Os especialistas da área de recursos humanos afirmam que apresentar-se no ambiente de trabalho como uma pessoa essencialmente agradável conta muito na hora de manter o emprego. Se as relações entre colegas são fundamentais para que se mantenha um clima saudável, imagine o que significa o bom relacionamento com o chefe.

Segundo pesquisa do grupo Catho sobre a contratação, demissão e a carreira dos executivos brasileiros que entrevistou 9.174 profissionais, relacionar-se bem passou a ser uma necessidade imprescindível para a empregabilidade dos profissionais."

Não se relacionar bem com o chefe foi a causa principal do desligamento de 72,45% dos profissionais do universo pesquisado entre 35 a 40 anos," observa Luiz Carlos de Almeida, gerente de pesquisa salarial da Catho.

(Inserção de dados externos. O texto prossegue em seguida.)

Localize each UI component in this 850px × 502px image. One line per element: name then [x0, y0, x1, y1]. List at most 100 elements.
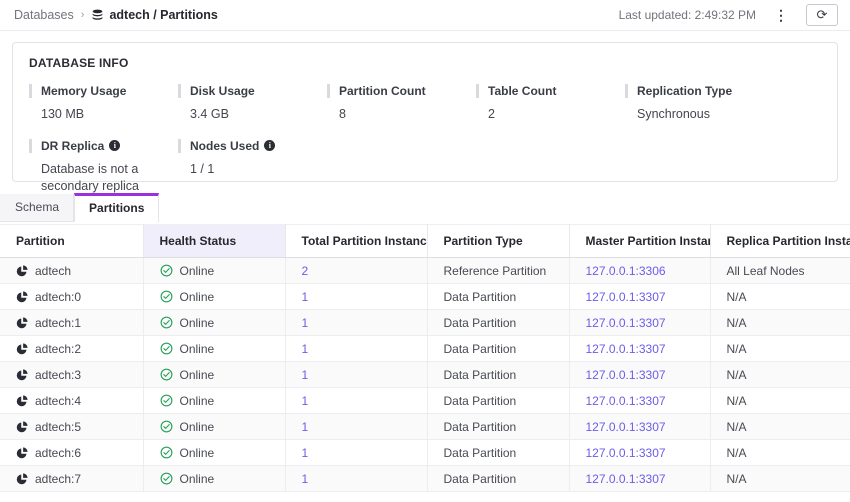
replica-instance: N/A: [710, 310, 850, 336]
tab-partitions[interactable]: Partitions: [74, 193, 159, 222]
online-check-icon: [160, 446, 173, 459]
partition-name: adtech:4: [35, 394, 81, 408]
column-header-master-partition-instance[interactable]: Master Partition Instance ...: [569, 225, 710, 258]
kebab-menu-icon[interactable]: ⋮: [770, 6, 792, 24]
total-instances-link[interactable]: 1: [302, 394, 309, 408]
total-instances-link[interactable]: 2: [302, 264, 309, 278]
partition-type: Data Partition: [427, 466, 569, 492]
replica-instance: N/A: [710, 440, 850, 466]
partition-name: adtech: [35, 264, 71, 278]
partition-type: Reference Partition: [427, 258, 569, 284]
table-row: adtech:4 Online 1 Data Partition 127.0.0.1:3…: [0, 388, 850, 414]
column-header-replica-partition-instance[interactable]: Replica Partition Instance ...: [710, 225, 850, 258]
partition-type: Data Partition: [427, 388, 569, 414]
partition-pie-icon: [16, 317, 28, 329]
replica-instance: All Leaf Nodes: [710, 258, 850, 284]
master-instance-link[interactable]: 127.0.0.1:3307: [586, 342, 666, 356]
column-header-total-partition-instances[interactable]: Total Partition Instances: [285, 225, 427, 258]
column-header-partition[interactable]: Partition: [0, 225, 143, 258]
stat-value: Synchronous: [625, 106, 770, 123]
total-instances-link[interactable]: 1: [302, 290, 309, 304]
stat-value: Database is not a secondary replica: [29, 161, 174, 195]
partition-pie-icon: [16, 291, 28, 303]
online-check-icon: [160, 264, 173, 277]
tab-schema[interactable]: Schema: [0, 194, 74, 222]
master-instance-link[interactable]: 127.0.0.1:3307: [586, 368, 666, 382]
stat-disk-usage: Disk Usage i 3.4 GB: [178, 84, 327, 123]
master-instance-link[interactable]: 127.0.0.1:3307: [586, 472, 666, 486]
page-title: adtech / Partitions: [109, 8, 217, 22]
online-check-icon: [160, 316, 173, 329]
online-check-icon: [160, 472, 173, 485]
replica-instance: N/A: [710, 284, 850, 310]
partition-pie-icon: [16, 395, 28, 407]
column-header-partition-type[interactable]: Partition Type: [427, 225, 569, 258]
database-info-stats: Memory Usage i 130 MB Disk Usage i 3.4 G…: [29, 84, 821, 211]
partitions-table: PartitionHealth StatusTotal Partition In…: [0, 224, 850, 492]
partition-name: adtech:1: [35, 316, 81, 330]
health-status-text: Online: [180, 264, 215, 278]
partition-type: Data Partition: [427, 336, 569, 362]
column-header-health-status[interactable]: Health Status: [143, 225, 285, 258]
refresh-icon: ⟳: [817, 7, 828, 23]
partition-name: adtech:6: [35, 446, 81, 460]
table-row: adtech:6Online1Data Partition127.0.0.1:3…: [0, 440, 850, 466]
partition-pie-icon: [16, 369, 28, 381]
stat-label: Memory Usage: [41, 84, 126, 98]
replica-instance: N/A: [710, 388, 850, 414]
stat-label: DR Replica: [41, 139, 104, 153]
table-row: adtech:3Online1Data Partition127.0.0.1:3…: [0, 362, 850, 388]
refresh-button[interactable]: ⟳: [806, 4, 838, 26]
replica-instance: N/A: [710, 466, 850, 492]
master-instance-link[interactable]: 127.0.0.1:3307: [586, 420, 666, 434]
stat-memory-usage: Memory Usage i 130 MB: [29, 84, 178, 123]
partition-name: adtech:5: [35, 420, 81, 434]
stat-value: 3.4 GB: [178, 106, 323, 123]
stat-table-count: Table Count i 2: [476, 84, 625, 123]
total-instances-link[interactable]: 1: [302, 420, 309, 434]
partition-pie-icon: [16, 343, 28, 355]
stat-label: Partition Count: [339, 84, 426, 98]
master-instance-link[interactable]: 127.0.0.1:3307: [586, 316, 666, 330]
master-instance-link[interactable]: 127.0.0.1:3307: [586, 446, 666, 460]
info-icon[interactable]: i: [264, 140, 275, 151]
master-instance-link[interactable]: 127.0.0.1:3307: [586, 290, 666, 304]
total-instances-link[interactable]: 1: [302, 342, 309, 356]
topbar-actions: Last updated: 2:49:32 PM ⋮ ⟳: [619, 4, 838, 26]
stat-replication-type: Replication Type i Synchronous: [625, 84, 774, 123]
database-info-card: DATABASE INFO Memory Usage i 130 MB Disk…: [12, 42, 838, 182]
master-instance-link[interactable]: 127.0.0.1:3306: [586, 264, 666, 278]
partition-type: Data Partition: [427, 310, 569, 336]
replica-instance: N/A: [710, 414, 850, 440]
stat-label: Table Count: [488, 84, 556, 98]
total-instances-link[interactable]: 1: [302, 472, 309, 486]
stat-label: Disk Usage: [190, 84, 255, 98]
health-status-text: Online: [180, 472, 215, 486]
info-icon[interactable]: i: [109, 140, 120, 151]
last-updated-text: Last updated: 2:49:32 PM: [619, 8, 756, 22]
breadcrumb: Databases › adtech / Partitions: [14, 8, 218, 22]
table-row: adtech:1Online1Data Partition127.0.0.1:3…: [0, 310, 850, 336]
online-check-icon: [160, 368, 173, 381]
stat-nodes-used: Nodes Used i 1 / 1: [178, 139, 327, 195]
partition-name: adtech:0: [35, 290, 81, 304]
total-instances-link[interactable]: 1: [302, 368, 309, 382]
partition-pie-icon: [16, 447, 28, 459]
breadcrumb-databases-link[interactable]: Databases: [14, 8, 74, 22]
health-status-text: Online: [180, 394, 215, 408]
total-instances-link[interactable]: 1: [302, 446, 309, 460]
partition-name: adtech:7: [35, 472, 81, 486]
health-status-text: Online: [180, 368, 215, 382]
table-row: adtech:5Online1Data Partition127.0.0.1:3…: [0, 414, 850, 440]
stat-value: 1 / 1: [178, 161, 323, 178]
table-header-row: PartitionHealth StatusTotal Partition In…: [0, 225, 850, 258]
stat-label: Nodes Used: [190, 139, 259, 153]
partition-name: adtech:3: [35, 368, 81, 382]
stat-label: Replication Type: [637, 84, 732, 98]
total-instances-link[interactable]: 1: [302, 316, 309, 330]
health-status-text: Online: [180, 446, 215, 460]
stat-dr-replica: DR Replica i Database is not a secondary…: [29, 139, 178, 195]
master-instance-link[interactable]: 127.0.0.1:3307: [586, 394, 666, 408]
online-check-icon: [160, 394, 173, 407]
health-status-text: Online: [180, 290, 215, 304]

Para profissionais mais maduros, a causa da demissão foi apontada como "não obtenção dos resultados alcançados" para mais de 40% dos demitidos acima de 50 anos. Aparecem também na pesquisa outros fatores que motivam a demissão de executivos. Entre estes motivos destacam-se a condição de tecnicamente incompetente, negócio paralelo ao emprego e cargo eliminado.

Em menor importância são lembrados outros motivos como não se relacionar bem com outras pessoas, condição de fraqueza na supervisão de pessoas e falta de dinamismo.

O resultado da pesquisa demonstra ainda que existem fatores que diminuem à medida que a idade avança, sobretudo a ausência de bom relacionamento com o chefe e a situação de tecnicamente incompetente.

Mas também existem fatores que aumentam à medida que a idade avança: o cargo eliminado passou de 8,25% aos 26 anos para 17,55% aos 61 anos e para contratar um executivo menos oneroso de 7,64% aos 21 anos para 14,29% aos 51 anos.

Sobre a demissão dos executivos, a Catho ressalta que aproximadamente 14,82% das contratações foram para substituir executivos demitidos e 36,68% dos novos contratados estavam desempregados.